If I have a vector of $N$ correlated probabilities. How can I turn them into binary $0,1$ without destroying the correlation? My ultimate goal is to be able to have a way to generate a vector of size $N$ of correlated Bernoulli random variables. One way I am doing this is to use the Gaussian Coupla approach. However, the Gaussian Coupla approach just leaves me with a vector:
$$
(p_1, \ldots, p_N) \in [0,1]^N
$$
Suppose that I have generated $(p_1, \ldots, p_N)$ such that the common correlation between them is $\rho$. Now, how can I transform these into a new vector of $0$ or $1$'s? In other words, I would like:
$$
(X_1, \ldots, X_N) \in \{0,1\}^N
$$
but with the same correlation $\rho$.
One approach I thought of was to assign a hard cutoff rule such that if $p_i < 0.5$, then let $X_i = 0$ and if $p_i \geq 0.5$, then let $X_i = 1$. 
This seems to work well in simulations in that it retains the correlation structure but it is very arbitrary to me what cutoff value should be chosen aside from $0.5$.
Another way is to treat each $X_i$ as a Bernoulli random variable with success probability $p_i$ and sample from it. However this approach seems to cause loss of correlation and instead of $\rho$, I may get $\frac{\rho}{2}$ or $\frac{\rho}{3}$.
Does anyone have any thoughts or inputs into this? Thank you.
 A: I don't understand Gaussian Copula enough to know what is the problem. But I found a way to generate correlated Bernoulli vectors.
Following https://mathoverflow.net/a/19436/105908 if we take a set of fixed vectors $v_1 ... v_n$ and a random vector on the unit sphere $u$, we can transform $u$ into binary $X$ where $X_i = (u \cdot v_i > 0)$. In this setup, $cor(X_i,X_j) = \frac{\pi - 2 * \theta(i,j)}{\pi}$ where $\theta(i,j)$ is the angle between $v_i$ and $v_j$.
How to find suitable matrix $V = |v_1 ... v_n|$ to produce a desired correlation matrix $R$? The angle condition translates to $VV^T = cos(-\frac{\pi R - \pi}{2})$ and thus we can find $V$ with Cholesky decomposition.
An example code in R follows:
#Get a simple correlation matrix 
N = 3
cor_matrix <- matrix(c(1,0.5,0.8,0.5,1,0.4,0.8,0.4,1), N, N)

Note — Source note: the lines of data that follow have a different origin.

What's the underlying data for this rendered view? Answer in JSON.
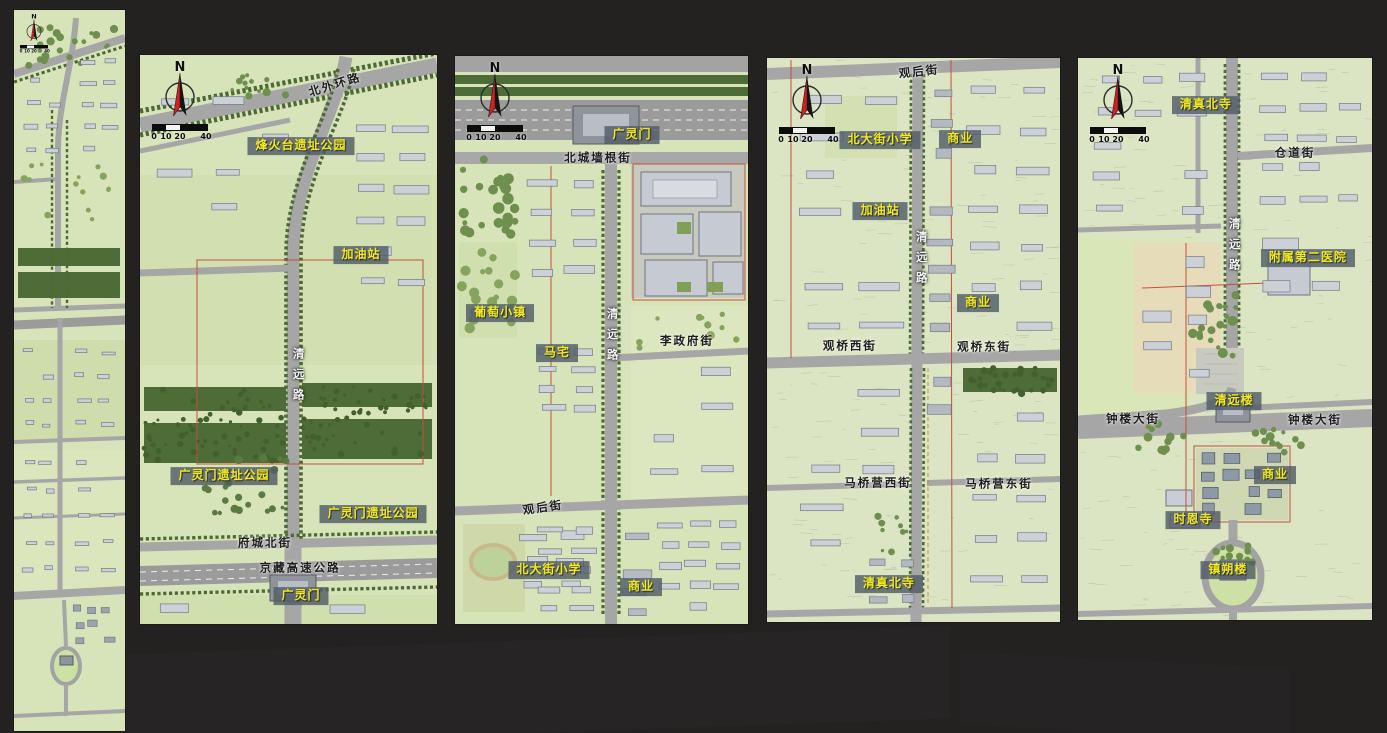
{
  "shared": {
    "compass_letter": "N",
    "scalebar_ticks": [
      "0",
      "10",
      "20",
      "40"
    ],
    "colors": {
      "place_text": "#f2ea1c",
      "place_box": "rgba(82,93,104,0.82)",
      "map_green": "#d7e3b8",
      "road_gray": "#a6a6a6",
      "tree_green": "#4d6c38",
      "backdrop": "#232221"
    }
  },
  "panels": [
    {
      "id": "overview",
      "labels": []
    },
    {
      "id": "section-1",
      "labels": [
        {
          "text": "北外环路",
          "kind": "street-dark",
          "x": 65.7,
          "y": 5.3,
          "rot": -17
        },
        {
          "text": "烽火台遗址公园",
          "kind": "place",
          "x": 54.2,
          "y": 16.0
        },
        {
          "text": "加油站",
          "kind": "place",
          "x": 74.4,
          "y": 35.1
        },
        {
          "text": "清远路",
          "kind": "street-light",
          "x": 53.2,
          "y": 56.8,
          "vertical": true
        },
        {
          "text": "广灵门遗址公园",
          "kind": "place",
          "x": 28.3,
          "y": 74.0
        },
        {
          "text": "广灵门遗址公园",
          "kind": "place",
          "x": 78.5,
          "y": 80.7
        },
        {
          "text": "府城北街",
          "kind": "street-dark",
          "x": 42.1,
          "y": 85.8
        },
        {
          "text": "京藏高速公路",
          "kind": "street-dark",
          "x": 53.9,
          "y": 90.2
        },
        {
          "text": "广灵门",
          "kind": "place",
          "x": 54.2,
          "y": 95.1
        }
      ]
    },
    {
      "id": "section-2",
      "labels": [
        {
          "text": "广灵门",
          "kind": "place",
          "x": 60.4,
          "y": 13.9
        },
        {
          "text": "北城墙根街",
          "kind": "street-dark",
          "x": 48.8,
          "y": 18.0
        },
        {
          "text": "葡萄小镇",
          "kind": "place",
          "x": 15.4,
          "y": 45.2
        },
        {
          "text": "马宅",
          "kind": "place",
          "x": 34.8,
          "y": 52.3
        },
        {
          "text": "清远路",
          "kind": "street-light",
          "x": 53.6,
          "y": 49.6,
          "vertical": true
        },
        {
          "text": "李政府街",
          "kind": "street-dark",
          "x": 79.2,
          "y": 50.2
        },
        {
          "text": "观后街",
          "kind": "street-dark",
          "x": 30.0,
          "y": 79.6,
          "rot": -8
        },
        {
          "text": "北大街小学",
          "kind": "place",
          "x": 32.1,
          "y": 90.5
        },
        {
          "text": "商业",
          "kind": "place",
          "x": 63.5,
          "y": 93.5
        }
      ]
    },
    {
      "id": "section-3",
      "labels": [
        {
          "text": "观后街",
          "kind": "street-dark",
          "x": 51.9,
          "y": 2.4,
          "rot": -6
        },
        {
          "text": "北大街小学",
          "kind": "place",
          "x": 38.6,
          "y": 14.5
        },
        {
          "text": "商业",
          "kind": "place",
          "x": 65.9,
          "y": 14.4
        },
        {
          "text": "加油站",
          "kind": "place",
          "x": 38.6,
          "y": 27.1
        },
        {
          "text": "清远路",
          "kind": "street-light",
          "x": 52.6,
          "y": 36.0,
          "vertical": true
        },
        {
          "text": "商业",
          "kind": "place",
          "x": 72.0,
          "y": 43.4
        },
        {
          "text": "观桥西街",
          "kind": "street-dark",
          "x": 28.3,
          "y": 51.1
        },
        {
          "text": "观桥东街",
          "kind": "street-dark",
          "x": 74.1,
          "y": 51.2
        },
        {
          "text": "马桥营西街",
          "kind": "street-dark",
          "x": 37.9,
          "y": 75.4
        },
        {
          "text": "马桥营东街",
          "kind": "street-dark",
          "x": 79.2,
          "y": 75.5
        },
        {
          "text": "清真北寺",
          "kind": "place",
          "x": 41.6,
          "y": 93.3
        }
      ]
    },
    {
      "id": "section-4",
      "labels": [
        {
          "text": "清真北寺",
          "kind": "place",
          "x": 43.5,
          "y": 8.4
        },
        {
          "text": "仓道街",
          "kind": "street-dark",
          "x": 73.8,
          "y": 16.9
        },
        {
          "text": "清远路",
          "kind": "street-light",
          "x": 53.1,
          "y": 33.8,
          "vertical": true
        },
        {
          "text": "附属第二医院",
          "kind": "place",
          "x": 78.2,
          "y": 35.6
        },
        {
          "text": "清远楼",
          "kind": "place",
          "x": 53.1,
          "y": 61.0
        },
        {
          "text": "钟楼大街",
          "kind": "street-dark",
          "x": 18.7,
          "y": 64.2
        },
        {
          "text": "钟楼大街",
          "kind": "street-dark",
          "x": 80.6,
          "y": 64.4
        },
        {
          "text": "商业",
          "kind": "place",
          "x": 67.0,
          "y": 74.2
        },
        {
          "text": "时恩寺",
          "kind": "place",
          "x": 39.1,
          "y": 82.2
        },
        {
          "text": "镇朔楼",
          "kind": "place",
          "x": 51.0,
          "y": 91.1
        }
      ]
    }
  ]
}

#Calculate the vectors with desired angles
vector_matrix <- chol(cos( (pi * cor_matrix - pi) * -0.5))

#You can generate random unit vectors by normalizing a vector 
#of normally distributed variables, note however that the normalization
#does not affect the sign of the dot product and so we ignore it
num_samples <- 10000
normal_rand <- matrix(rnorm(num_samples * N), num_samples, N)

#Generate the target variables
B <- (normal_rand %*% vector_matrix) > 0

#See for yourself that it works
cor(B)  
cor(B) - cor_matrix 

Thanks @jakub-bartczuk for linking to the MO question - I wouldn't find that on my own.

The above code has one big limitation: the marginal distributions are fixed at $X_i \sim Bernoulli(0.5)$. I am currently unaware of how to extend this approach to fit both correlations and marginal distributions. Another answer has an approach for the general case, but it looses a lot of simplicity (it involves numerical integration). There is also paper called Generating Spike Trains with Specified
Correlation Coefficients and accompanying Matlab package where the sampling involves "only" finding numerically the unique zero of a monotonic function by bisection.